The Optical Ground Station, OGS, is a cryogenically-cooled 1-m diameter telescope within a domed observatory, equipped with a titanium-sapphire laser and state-of-the-art photon detectors to pick up optical communication signals from either low or geostationary orbit. The OGS is hosted at Teide Observatory, operated by Instituto de Astrofísica de Canarias, IAC, up at 2 400 m altitude, well above the cloud layer, and at the closest to the equator of any ESA Member State territory.

Managers from ESA’s Mechanical Department and experts from its Opto-Electronics section, responsible for managing OGS, met with IAC representatives to mark the silver anniversary and discuss the future role of the OGS.

OGS 1-m telescope

“The station functions as a testbed for opto-electronics technology, driving performance forward in optical communications for space,” remarked Jose Gavira, Head of ESA’s Mechanical Department.

“At today’s event we’ve been discussing new optical instrumentation, cryo-cooling and adaptive optics systems that could improve its performance still further. In particular the OGS will have a key role in testing new quantum communications systems through free space, which represent a means of unhackable secure connectivity.”

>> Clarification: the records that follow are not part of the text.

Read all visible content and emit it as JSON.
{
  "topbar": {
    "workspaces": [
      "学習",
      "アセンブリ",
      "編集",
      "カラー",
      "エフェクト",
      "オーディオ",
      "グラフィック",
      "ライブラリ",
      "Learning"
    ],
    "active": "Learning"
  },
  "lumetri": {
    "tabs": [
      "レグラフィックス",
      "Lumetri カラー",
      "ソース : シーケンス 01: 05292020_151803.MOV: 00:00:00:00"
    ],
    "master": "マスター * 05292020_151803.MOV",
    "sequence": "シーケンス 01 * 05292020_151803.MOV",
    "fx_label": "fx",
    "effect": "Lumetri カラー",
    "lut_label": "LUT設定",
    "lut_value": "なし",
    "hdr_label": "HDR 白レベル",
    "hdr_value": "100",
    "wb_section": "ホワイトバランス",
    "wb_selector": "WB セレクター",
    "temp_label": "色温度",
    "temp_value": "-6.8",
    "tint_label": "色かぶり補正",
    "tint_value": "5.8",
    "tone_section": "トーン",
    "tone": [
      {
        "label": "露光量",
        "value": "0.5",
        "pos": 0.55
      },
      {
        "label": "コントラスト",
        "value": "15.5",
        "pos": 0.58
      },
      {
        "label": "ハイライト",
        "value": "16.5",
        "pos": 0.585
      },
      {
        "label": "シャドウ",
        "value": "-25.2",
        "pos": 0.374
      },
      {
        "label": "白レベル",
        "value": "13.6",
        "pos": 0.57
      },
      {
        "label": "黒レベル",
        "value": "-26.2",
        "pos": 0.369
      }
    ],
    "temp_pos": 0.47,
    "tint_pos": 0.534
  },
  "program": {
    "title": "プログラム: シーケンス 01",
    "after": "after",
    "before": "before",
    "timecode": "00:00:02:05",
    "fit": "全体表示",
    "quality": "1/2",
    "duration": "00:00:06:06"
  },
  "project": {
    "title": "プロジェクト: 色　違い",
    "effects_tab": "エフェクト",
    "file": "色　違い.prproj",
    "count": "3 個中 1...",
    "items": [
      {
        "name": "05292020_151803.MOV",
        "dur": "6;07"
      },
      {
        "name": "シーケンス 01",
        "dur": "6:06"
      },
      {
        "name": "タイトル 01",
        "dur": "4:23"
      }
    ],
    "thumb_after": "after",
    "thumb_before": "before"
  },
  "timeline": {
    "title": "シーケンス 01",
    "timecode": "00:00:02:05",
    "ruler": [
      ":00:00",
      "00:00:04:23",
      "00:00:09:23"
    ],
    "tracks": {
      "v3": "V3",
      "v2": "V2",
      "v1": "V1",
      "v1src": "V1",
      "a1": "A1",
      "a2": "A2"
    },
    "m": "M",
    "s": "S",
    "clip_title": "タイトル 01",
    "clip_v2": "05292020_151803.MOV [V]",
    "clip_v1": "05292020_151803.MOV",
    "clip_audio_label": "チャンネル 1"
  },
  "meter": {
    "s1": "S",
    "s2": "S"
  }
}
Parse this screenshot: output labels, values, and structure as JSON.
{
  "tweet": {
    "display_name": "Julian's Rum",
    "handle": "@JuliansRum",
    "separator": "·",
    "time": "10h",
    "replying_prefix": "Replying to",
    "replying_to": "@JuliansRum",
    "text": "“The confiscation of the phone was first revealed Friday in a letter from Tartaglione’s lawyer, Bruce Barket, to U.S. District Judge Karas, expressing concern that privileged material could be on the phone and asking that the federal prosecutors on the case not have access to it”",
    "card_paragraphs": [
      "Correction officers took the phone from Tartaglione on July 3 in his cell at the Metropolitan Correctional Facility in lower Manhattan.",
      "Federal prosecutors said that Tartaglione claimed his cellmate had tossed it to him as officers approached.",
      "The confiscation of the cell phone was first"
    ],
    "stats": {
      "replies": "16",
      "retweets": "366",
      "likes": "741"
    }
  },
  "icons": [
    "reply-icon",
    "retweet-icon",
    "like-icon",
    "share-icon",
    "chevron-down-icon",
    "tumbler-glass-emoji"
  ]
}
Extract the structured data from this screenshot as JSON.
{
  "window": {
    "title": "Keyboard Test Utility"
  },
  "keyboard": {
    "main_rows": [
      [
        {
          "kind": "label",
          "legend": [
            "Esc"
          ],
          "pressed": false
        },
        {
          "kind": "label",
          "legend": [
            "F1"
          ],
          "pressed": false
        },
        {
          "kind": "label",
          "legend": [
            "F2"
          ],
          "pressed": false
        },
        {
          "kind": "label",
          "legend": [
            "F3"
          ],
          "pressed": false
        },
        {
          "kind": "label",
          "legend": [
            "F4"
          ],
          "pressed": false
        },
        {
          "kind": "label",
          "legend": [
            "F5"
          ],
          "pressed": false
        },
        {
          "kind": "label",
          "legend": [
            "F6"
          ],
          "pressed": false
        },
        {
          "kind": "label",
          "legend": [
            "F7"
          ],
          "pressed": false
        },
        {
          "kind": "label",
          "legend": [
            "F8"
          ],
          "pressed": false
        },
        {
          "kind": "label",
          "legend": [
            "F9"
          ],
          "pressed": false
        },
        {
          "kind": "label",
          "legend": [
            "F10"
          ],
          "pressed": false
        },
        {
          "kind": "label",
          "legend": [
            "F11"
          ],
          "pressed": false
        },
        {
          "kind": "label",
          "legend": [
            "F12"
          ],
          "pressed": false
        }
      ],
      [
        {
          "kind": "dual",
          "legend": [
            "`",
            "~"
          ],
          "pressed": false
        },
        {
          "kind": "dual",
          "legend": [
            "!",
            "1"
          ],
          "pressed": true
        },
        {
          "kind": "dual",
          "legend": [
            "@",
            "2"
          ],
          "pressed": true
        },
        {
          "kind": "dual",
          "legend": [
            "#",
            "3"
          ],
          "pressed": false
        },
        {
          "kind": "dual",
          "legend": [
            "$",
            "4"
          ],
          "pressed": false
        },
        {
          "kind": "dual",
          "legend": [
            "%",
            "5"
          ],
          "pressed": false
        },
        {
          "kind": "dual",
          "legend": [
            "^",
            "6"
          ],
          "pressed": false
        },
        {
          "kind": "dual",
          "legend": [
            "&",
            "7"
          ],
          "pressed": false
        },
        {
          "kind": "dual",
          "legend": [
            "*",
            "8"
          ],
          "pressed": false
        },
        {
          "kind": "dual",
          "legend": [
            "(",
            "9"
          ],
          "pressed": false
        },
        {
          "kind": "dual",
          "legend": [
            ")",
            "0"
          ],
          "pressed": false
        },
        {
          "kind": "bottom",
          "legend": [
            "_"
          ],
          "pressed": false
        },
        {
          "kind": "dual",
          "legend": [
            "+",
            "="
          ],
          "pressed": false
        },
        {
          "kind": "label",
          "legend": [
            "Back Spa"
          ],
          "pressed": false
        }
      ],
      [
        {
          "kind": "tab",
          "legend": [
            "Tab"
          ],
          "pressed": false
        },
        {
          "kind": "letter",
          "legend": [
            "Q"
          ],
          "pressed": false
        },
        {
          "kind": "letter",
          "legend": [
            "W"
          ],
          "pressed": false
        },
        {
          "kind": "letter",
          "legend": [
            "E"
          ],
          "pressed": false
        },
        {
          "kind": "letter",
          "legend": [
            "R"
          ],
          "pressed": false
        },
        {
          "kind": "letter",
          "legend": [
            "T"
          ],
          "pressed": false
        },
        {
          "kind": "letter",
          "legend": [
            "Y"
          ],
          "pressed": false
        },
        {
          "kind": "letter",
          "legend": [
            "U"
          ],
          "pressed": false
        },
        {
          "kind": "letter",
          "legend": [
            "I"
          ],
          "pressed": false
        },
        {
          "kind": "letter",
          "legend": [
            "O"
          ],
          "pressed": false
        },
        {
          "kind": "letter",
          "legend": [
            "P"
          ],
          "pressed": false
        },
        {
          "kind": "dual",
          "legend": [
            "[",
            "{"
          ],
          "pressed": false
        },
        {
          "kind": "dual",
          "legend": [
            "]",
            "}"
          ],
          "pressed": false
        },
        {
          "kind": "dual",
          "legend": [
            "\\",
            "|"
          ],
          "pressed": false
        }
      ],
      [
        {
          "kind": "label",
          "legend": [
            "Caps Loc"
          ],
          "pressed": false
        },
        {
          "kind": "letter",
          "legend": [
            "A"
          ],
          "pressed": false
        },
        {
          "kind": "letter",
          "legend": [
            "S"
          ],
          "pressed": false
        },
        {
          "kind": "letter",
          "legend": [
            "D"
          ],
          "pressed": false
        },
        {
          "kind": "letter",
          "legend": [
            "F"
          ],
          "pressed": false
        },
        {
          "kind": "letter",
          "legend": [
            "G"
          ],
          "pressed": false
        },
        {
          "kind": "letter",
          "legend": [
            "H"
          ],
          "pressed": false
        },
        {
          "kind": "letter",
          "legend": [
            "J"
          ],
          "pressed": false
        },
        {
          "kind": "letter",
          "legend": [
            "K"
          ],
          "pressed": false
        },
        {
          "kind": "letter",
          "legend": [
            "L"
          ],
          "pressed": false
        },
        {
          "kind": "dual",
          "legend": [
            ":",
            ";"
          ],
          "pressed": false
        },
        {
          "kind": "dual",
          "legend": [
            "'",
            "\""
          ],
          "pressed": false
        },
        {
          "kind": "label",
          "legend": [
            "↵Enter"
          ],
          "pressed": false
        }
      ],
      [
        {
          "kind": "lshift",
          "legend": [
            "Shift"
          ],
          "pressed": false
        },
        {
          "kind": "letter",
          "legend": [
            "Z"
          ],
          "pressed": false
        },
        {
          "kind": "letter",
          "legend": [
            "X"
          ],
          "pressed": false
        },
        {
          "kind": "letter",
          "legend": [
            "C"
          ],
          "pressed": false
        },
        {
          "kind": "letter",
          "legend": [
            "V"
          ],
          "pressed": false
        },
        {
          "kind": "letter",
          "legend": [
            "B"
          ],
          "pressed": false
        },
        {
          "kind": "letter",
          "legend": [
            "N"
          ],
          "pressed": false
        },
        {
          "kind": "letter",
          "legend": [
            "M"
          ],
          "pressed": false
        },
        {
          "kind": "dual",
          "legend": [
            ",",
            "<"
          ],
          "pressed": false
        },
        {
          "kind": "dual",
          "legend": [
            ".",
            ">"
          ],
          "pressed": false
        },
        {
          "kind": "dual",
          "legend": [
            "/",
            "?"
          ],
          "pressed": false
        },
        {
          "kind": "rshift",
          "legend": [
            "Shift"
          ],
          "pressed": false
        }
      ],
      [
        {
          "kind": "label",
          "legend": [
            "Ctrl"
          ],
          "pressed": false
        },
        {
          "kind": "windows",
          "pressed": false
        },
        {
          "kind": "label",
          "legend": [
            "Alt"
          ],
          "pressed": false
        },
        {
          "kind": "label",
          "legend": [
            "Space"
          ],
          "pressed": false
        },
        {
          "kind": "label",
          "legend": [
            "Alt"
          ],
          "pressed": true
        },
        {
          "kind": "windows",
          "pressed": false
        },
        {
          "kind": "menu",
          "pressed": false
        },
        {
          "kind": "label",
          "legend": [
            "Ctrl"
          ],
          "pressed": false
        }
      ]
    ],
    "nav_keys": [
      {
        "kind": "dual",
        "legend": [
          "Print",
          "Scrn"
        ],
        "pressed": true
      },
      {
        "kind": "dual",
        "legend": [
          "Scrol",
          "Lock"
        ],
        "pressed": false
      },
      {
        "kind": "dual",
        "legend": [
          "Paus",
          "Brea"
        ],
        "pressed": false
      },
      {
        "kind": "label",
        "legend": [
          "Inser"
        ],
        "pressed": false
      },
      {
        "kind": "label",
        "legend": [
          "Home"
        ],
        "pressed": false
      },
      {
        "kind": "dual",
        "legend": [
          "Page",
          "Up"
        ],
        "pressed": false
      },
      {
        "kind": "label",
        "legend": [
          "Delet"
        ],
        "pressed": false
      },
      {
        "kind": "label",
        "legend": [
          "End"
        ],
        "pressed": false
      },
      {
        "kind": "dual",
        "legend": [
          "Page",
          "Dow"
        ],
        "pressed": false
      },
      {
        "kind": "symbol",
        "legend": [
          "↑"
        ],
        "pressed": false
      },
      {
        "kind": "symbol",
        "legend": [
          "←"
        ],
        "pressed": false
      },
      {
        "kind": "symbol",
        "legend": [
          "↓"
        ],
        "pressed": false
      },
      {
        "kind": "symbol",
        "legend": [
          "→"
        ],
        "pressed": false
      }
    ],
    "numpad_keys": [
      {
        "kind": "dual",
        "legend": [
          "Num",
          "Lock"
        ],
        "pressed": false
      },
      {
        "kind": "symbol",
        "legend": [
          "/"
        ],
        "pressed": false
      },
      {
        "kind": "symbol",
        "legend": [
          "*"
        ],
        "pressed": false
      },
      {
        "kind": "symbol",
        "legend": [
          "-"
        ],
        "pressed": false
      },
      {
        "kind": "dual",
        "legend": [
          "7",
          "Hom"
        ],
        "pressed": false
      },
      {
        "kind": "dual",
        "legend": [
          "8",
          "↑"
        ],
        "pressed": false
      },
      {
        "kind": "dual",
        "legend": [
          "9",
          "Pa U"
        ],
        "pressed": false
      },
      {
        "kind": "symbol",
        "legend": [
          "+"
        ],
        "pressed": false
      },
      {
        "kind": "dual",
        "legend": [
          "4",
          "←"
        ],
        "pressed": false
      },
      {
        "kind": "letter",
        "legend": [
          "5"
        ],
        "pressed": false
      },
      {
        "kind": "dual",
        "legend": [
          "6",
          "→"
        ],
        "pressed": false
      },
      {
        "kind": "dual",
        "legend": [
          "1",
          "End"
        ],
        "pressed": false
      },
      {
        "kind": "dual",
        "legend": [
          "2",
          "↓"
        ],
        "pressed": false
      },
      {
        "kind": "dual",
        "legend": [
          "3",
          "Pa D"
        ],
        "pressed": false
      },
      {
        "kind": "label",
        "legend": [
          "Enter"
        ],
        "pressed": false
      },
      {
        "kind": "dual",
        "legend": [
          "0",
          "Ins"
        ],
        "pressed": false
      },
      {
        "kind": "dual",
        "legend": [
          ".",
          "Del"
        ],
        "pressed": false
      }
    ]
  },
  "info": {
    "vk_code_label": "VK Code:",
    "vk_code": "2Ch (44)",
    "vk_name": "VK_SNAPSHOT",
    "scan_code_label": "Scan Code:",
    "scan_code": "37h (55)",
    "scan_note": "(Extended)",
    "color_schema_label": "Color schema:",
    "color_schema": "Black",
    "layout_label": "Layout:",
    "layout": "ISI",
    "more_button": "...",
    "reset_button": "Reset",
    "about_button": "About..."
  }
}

The OGS was created through an agreement between ESA and IAC in 1994, in order to test laser-based optical communications with satellites. Because light has a much shorter wavelength than radio signals, high bandwidth linkage becomes feasible.

Laser from OGS

The station became operational in 1997 and it achieved the milestone of the first laser-based communication link in 2001, first with ESA’s Artemis satellite in geostationary orbit, then with satellites in lower orbits – more challenging because they are in constant motion relative to Earth’s surface and visible only briefly in the local sky, requiring the telescope and laser to track their motion.

The OGS even established an optical uplink and downlink all the way to the Moon, with NASA’s LADEE lunar orbiter in 2013. It also performed invaluable check outs of the optical terminals used on many ESA and European satellites – notably the European Data Relay Satellites, which relay Earth observation data back from the Copernicus Sentinel satellites.

Artist impression of ‘Oumuamua

The station’s excellent optical performance means that it is also relied upon by ESA’s Space Safety programme to observe orbital debris as small as 10 cm up to geostationary orbit, 36 000 km up in space, and for asteroids much further out still. For instance, it was one of the first observatories to perform follow-up observations of the ‘Oumuamua asteroid/comet in 2017, helping to ascertain the mysterious body’s interstellar origin.

For more than two decades the OGS has been observing debris for around 10 nights per month, and four nights per month for asteroids, with observations focused on the darkest nights around new Moon. The station is also used by ESA and IAC for purely astronomical observations.